Être un non-pays signifie aussi refuser de faire parti du concert des nations et donc d'apporter notre contribution particulière à l'amélioration de l'humanité comme membre à part entière des Nations-Unies.

Être un non-pays signifie, surtout, de refuser le défi de démontrer à la face du monde qu'on peut «être quelque chose, comme un grand peuple» comme aimait le dire René Lévesque.

La question qui se pose maintenant est la suivante: le Parti québécois peut-il, raisonnablement et dans un avenir rapproché, inverser cette tendance mortifère sinon suicidaire pour le Québec et son identité et redonner aux Québécois le goût du pays ? Peut-être, mais à la condition que, rapidement, il crée un électrochoc politique majeur pour inverser cette tendance lourde vers le non-pays ou la «canadianisation» du Québec qui s'installe de plus en plus dans les mentalités.

Mais cet électrochoc, pour être efficace, positif et aux effets durables, ne peut se faire sans la complicité du patient. Or, le patient ne souhaite pas, dans un premier temps, de rupture avec le Canada. En effet, selon un sondage CROP récent dont faisait état Josée Legault, au moins 4 québécois sur 10 et, surtout, 52% des jeunes de 18 à 34 ans souhaitent une nouvelle entente avec le Canada plutôt que le statu quo ou l'indépendance.

En conséquence, le Parti québécois ne devrait-il pas demander, formellement, au premier ministre Philippe Couillard de proposer au fédéral et aux autres provinces une nouvelle entente qui devrait être constitutionnalisée avant les célébrations du 150ie anniversaire de la Confédération en 2017? Et de demander également au premier ministre que le contenu de cette entente, proposée aux Canadiens, recueille l'accord de tous les partis de l'Assemblée nationale? Et, finalement, aller jusqu'à suggérer un projet d'entente qui serait minimalement acceptable pour le Parti québécois?

Pour moi, en tant que souverainiste, ce projet pourrait être le suivant, c'est à dire l'inclusion dans la Constitution canadienne d'une Déclaration d'identité de la nation québécoise comprenant des pouvoirs souverains additionnels dans les domaines de la langue, de la culture et de l'immigration.

Si le Parti québécois prenait une telle initiative en s'emparant de ma proposition, cela créerait l'électrochoc nécessaire pour que le Québec se remette sérieusement à réfléchir à son avenir.

Et si cette nouvelle entente se concluait positivement, le PQ dirait lui aussi, bien sûr, Oui à une «canadianisation» effective du Québec pour 2017, mais dans l'honneur.
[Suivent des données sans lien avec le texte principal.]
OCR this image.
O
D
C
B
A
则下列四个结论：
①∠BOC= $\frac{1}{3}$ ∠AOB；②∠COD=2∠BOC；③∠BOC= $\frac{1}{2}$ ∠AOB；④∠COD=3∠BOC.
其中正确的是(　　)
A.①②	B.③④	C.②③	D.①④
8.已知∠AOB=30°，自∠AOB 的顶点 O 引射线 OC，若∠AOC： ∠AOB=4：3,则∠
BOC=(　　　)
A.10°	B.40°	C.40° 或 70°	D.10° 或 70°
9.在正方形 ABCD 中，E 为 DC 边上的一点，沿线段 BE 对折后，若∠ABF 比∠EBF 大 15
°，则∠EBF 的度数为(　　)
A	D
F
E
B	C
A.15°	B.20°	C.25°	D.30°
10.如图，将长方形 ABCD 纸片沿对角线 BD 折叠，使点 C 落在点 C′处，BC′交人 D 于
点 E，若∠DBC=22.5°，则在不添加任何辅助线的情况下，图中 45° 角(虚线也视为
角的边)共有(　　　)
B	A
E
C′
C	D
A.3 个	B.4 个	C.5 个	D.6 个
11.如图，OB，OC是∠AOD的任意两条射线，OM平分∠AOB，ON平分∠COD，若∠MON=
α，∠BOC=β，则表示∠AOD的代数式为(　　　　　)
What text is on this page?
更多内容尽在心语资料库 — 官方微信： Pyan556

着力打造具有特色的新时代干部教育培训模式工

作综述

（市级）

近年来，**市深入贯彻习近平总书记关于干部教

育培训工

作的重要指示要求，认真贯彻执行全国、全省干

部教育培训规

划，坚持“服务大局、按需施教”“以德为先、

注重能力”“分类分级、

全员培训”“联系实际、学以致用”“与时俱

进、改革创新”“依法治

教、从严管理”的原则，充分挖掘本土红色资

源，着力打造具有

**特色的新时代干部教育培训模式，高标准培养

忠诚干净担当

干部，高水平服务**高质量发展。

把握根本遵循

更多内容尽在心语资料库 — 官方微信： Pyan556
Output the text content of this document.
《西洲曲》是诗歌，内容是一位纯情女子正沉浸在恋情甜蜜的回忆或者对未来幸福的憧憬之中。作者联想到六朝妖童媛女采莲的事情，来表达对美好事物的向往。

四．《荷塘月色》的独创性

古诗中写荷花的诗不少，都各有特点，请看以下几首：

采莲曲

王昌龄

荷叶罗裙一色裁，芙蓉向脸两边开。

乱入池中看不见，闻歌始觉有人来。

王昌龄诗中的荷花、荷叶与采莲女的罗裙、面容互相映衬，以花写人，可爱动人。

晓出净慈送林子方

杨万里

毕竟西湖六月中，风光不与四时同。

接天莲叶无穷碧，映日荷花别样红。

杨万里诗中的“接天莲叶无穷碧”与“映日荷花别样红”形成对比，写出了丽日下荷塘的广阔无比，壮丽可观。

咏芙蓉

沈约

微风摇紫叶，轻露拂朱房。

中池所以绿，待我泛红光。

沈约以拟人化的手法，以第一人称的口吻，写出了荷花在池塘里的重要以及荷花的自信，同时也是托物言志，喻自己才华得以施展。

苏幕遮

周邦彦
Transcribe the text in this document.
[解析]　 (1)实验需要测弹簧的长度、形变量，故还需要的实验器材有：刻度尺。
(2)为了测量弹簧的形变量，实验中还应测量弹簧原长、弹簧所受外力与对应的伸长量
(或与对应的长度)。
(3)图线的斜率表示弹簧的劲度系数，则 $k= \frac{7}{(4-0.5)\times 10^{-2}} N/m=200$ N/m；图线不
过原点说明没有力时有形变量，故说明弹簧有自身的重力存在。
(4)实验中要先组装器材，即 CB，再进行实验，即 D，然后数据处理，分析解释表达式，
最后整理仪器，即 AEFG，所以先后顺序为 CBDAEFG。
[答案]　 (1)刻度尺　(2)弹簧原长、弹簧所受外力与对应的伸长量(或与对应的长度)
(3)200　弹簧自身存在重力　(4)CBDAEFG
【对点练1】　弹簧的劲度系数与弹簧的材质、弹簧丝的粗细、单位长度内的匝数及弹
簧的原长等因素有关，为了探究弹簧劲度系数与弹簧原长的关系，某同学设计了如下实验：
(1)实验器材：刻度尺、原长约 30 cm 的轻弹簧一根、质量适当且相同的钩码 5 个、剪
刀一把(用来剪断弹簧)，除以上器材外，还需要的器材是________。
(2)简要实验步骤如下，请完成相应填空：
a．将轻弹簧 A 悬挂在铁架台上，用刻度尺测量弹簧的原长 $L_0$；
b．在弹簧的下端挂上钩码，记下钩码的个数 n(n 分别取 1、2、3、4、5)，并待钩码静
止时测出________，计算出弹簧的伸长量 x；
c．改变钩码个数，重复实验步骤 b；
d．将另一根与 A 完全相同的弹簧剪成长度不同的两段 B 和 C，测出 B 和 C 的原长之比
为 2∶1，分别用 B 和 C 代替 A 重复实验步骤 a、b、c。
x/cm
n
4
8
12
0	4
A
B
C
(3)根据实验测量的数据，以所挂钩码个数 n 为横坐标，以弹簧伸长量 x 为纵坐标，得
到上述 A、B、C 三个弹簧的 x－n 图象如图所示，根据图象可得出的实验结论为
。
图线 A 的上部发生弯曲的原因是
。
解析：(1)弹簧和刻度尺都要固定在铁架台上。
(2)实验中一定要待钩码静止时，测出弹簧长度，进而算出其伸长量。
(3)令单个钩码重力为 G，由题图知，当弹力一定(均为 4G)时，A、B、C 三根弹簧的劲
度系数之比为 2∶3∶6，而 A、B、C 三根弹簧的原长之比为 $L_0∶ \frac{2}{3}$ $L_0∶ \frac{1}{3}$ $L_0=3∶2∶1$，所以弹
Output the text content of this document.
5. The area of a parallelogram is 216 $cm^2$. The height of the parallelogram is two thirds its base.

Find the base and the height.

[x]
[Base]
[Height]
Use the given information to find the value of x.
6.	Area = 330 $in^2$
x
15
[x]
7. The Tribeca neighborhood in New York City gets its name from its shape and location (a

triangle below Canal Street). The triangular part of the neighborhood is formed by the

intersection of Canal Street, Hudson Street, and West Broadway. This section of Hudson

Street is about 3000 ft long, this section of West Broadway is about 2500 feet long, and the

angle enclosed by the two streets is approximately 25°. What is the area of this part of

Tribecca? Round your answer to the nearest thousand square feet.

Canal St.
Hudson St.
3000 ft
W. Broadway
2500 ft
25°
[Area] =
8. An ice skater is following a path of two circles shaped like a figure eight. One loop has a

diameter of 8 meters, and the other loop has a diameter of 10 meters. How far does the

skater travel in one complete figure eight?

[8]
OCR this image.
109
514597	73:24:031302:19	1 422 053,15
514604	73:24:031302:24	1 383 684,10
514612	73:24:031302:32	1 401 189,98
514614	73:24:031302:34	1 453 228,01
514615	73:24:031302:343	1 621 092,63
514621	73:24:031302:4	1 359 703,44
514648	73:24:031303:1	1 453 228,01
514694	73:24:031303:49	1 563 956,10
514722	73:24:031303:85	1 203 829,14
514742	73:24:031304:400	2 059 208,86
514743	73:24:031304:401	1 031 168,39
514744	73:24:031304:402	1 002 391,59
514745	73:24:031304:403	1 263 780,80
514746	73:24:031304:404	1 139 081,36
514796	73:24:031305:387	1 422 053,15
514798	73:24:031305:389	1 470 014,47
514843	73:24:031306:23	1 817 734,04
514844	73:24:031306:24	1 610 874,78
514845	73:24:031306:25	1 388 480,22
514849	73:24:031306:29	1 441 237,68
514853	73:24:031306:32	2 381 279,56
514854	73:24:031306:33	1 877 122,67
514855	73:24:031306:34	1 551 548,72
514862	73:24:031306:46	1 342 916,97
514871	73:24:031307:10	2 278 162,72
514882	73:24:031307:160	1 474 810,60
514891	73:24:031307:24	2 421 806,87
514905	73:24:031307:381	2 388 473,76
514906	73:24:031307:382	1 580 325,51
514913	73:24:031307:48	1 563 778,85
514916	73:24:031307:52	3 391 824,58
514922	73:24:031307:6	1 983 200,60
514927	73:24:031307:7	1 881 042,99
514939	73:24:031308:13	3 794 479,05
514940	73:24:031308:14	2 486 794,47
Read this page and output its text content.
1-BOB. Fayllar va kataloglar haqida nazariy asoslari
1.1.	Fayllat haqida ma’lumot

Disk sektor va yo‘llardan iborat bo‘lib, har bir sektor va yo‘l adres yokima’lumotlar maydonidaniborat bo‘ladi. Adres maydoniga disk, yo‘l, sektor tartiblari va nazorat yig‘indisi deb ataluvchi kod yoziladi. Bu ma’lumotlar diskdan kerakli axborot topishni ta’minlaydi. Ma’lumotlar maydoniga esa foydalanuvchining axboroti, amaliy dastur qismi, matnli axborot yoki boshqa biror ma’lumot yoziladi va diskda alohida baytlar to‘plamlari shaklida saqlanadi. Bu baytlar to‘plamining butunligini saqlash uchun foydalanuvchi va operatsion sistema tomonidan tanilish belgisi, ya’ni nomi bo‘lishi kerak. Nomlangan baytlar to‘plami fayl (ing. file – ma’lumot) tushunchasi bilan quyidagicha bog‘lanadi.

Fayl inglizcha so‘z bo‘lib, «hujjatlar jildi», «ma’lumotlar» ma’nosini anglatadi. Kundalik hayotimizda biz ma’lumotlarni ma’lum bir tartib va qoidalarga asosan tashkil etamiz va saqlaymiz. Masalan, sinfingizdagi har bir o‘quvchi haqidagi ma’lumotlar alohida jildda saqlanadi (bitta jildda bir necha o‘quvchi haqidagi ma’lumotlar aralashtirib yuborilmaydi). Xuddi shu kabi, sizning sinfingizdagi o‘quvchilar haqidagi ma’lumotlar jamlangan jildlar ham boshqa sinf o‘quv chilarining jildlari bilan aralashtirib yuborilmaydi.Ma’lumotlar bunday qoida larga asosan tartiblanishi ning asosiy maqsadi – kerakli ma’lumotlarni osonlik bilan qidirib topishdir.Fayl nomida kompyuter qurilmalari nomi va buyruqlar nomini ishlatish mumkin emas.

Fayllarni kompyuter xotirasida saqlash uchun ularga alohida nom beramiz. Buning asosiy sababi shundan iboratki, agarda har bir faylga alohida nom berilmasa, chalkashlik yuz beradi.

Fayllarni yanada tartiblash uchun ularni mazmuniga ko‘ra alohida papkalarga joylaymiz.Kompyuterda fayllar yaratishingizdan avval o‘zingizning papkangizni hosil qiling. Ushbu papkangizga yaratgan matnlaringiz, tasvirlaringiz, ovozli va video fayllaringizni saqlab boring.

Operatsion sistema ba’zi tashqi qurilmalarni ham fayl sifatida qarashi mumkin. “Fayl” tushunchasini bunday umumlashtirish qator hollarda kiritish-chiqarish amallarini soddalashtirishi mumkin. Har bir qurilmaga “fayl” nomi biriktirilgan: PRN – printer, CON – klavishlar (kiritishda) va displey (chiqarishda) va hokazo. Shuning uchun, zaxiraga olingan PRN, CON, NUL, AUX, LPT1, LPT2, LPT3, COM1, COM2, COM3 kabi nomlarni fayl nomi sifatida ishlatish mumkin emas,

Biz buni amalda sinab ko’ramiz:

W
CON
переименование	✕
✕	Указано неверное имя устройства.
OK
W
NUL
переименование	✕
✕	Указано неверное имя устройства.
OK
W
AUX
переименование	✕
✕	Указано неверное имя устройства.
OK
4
Note: à titre de suggestion, voici ma proposition de Déclaration d'identité:

«Depuis plus de 400 ans, à force d'espérance et de persévérance, le Québec s'est imposé au monde, non seulement comme une terre de paix et d'accueil, mais aussi de créativité et de productivité. Dans leur coeur et leur vie, depuis très longtemps, c'est la terre et la langue française qui les lient tous et toutes, et les lieront toujours ...ces gens du pays , de façon distincte sur ce continent de verdure et de glace.

Et par dessus tout, c'est la liberté qui nourrit leurs actions, la fidélité, leurs souvenirs, et le partage, leur avenir. Incidemment, par la présente déclaration, un nouveau partage est consenti avec le peuple du Canada.

Ce triple trésor de valeurs communes auquel s'ajoute la richesse de leurs valeurs fondamentales, en particulier, l'égalité de l'homme et de la femme, la laïcité... et la neutralité de l'État, obligent ce peuple du Québec, d'une rare humanité, tellement plein d'humour et, qui aime bien manger..., à défendre et à accroître autant que nécessaire les pouvoirs qui protègent et favorisent sa singularité au Canada et en Amérique du Nord, c'est-à-dire, ceux d'une nation souveraine.

Prenant à témoin la Constitution canadienne, ses premiers, ses anciens (francophones et anglophones) et ses nouveaux habitants s'unissent à nouveau, aujourd'hui et pour demain, afin de développer et faire fructifier cet héritage.

Le peuple du Québec, par la présente déclaration d'identité se veut fédérateur et reconnaissant envers le Canada de lui consentir, avec les outils financiers appropriés, des pouvoirs souverains additionnels et exclusifs, en matière de langue, de culture et d' immigration.»